# Apple Store live webcams?



## CubaMark (Feb 16, 2001)

Just did a quick Google search - and I was surprised to not find any live streaming webcams focused on Apple stores worldwide.... you'd think it would be a no-brainer, particularly on product launch days...


----------



## Lawrence (Mar 11, 2003)

Privacy perhaps?


----------



## CubaMark (Feb 16, 2001)

No such thing as privacy out on the street, man...


----------



## HowEver (Jan 11, 2005)

Like most corporations, Apple safeguards stores with military precision.

The only viewing done by webcams or any kind of video or other cameras that will ever exist, as far as Apple is concerned, will be the kind you never see--like they use in most other similar stores.

Have absolutely no doubt that you are being filmed and recorded while you shop.
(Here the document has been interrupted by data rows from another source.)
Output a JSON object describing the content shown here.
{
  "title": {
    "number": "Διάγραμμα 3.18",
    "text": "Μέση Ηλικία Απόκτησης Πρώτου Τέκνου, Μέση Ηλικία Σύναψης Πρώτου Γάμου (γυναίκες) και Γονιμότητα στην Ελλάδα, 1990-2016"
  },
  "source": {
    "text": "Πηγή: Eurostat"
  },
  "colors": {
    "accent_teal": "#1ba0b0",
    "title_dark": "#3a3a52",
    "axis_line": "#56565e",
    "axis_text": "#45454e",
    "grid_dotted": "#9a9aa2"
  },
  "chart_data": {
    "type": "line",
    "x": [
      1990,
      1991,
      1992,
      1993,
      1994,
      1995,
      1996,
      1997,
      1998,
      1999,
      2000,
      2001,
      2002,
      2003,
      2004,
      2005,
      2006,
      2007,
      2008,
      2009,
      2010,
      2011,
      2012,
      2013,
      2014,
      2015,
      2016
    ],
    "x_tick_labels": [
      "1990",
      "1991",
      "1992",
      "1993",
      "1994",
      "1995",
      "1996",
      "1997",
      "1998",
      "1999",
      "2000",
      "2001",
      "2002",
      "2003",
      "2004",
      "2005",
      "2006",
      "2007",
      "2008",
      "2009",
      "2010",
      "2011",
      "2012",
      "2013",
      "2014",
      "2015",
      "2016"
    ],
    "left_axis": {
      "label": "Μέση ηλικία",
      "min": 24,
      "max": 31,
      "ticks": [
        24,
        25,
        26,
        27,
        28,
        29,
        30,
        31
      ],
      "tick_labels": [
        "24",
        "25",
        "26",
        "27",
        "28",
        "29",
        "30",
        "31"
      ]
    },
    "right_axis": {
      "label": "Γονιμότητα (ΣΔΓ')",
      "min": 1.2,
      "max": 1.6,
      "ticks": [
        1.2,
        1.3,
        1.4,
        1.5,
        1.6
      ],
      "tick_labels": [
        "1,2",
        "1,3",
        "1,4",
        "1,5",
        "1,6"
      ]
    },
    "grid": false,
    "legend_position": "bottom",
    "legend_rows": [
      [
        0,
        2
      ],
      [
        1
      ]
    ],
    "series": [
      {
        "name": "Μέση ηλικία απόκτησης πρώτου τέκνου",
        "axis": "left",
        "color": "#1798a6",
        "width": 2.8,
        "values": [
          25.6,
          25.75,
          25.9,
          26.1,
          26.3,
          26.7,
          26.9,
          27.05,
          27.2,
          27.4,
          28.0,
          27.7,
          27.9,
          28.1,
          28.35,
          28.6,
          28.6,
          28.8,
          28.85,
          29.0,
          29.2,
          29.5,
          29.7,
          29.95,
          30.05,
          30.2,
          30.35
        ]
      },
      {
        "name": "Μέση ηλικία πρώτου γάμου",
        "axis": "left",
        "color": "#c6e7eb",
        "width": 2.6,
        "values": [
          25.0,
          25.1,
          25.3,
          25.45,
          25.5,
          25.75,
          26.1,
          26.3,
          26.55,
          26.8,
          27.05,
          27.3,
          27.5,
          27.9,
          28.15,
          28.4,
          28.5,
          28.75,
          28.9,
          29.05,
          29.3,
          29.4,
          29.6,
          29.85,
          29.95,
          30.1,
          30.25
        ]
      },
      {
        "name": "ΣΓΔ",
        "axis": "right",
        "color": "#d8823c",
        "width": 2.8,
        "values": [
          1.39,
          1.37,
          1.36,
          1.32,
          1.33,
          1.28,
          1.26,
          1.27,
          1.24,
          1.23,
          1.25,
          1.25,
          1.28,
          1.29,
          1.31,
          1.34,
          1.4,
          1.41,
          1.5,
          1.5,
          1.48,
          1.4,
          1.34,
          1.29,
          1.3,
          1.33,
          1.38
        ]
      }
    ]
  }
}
It's perfectly legal.

Feel free to use their free wifi and even their store computers' internet, while you're there..


----------



## CubaMark (Feb 16, 2001)

I was thinking more of a street view webcam, not inside the store...


----------



## xorpion (Jul 26, 2002)

HowEver said:


> Feel free to use their free wifi and even their store computers' internet, while you're there..


Sarcasm?


----------



## patgrrr (Feb 27, 2018)

*Live webcam pointing to the Apple Store of Montreal*



CubaMark said:


> Just did a quick Google search - and I was surprised to not find any live streaming webcams focused on Apple stores worldwide.... you'd think it would be a no-brainer, particularly on product launch days...


Hi Man!

There is a live webcam pointing to the Apple Store in Montreal! on Sainte-Catherine Street ...

Wxyz Web Cams - Rue de la Montagne and Saint Catherine Street Webcam - Montreal


----------



## CubaMark (Feb 16, 2001)

Wow - Award for Zombie Thread Resurrection goes to the new person.  Now that's the way to introduce yourself to the forum - with a helpful post.

Welcome!


----------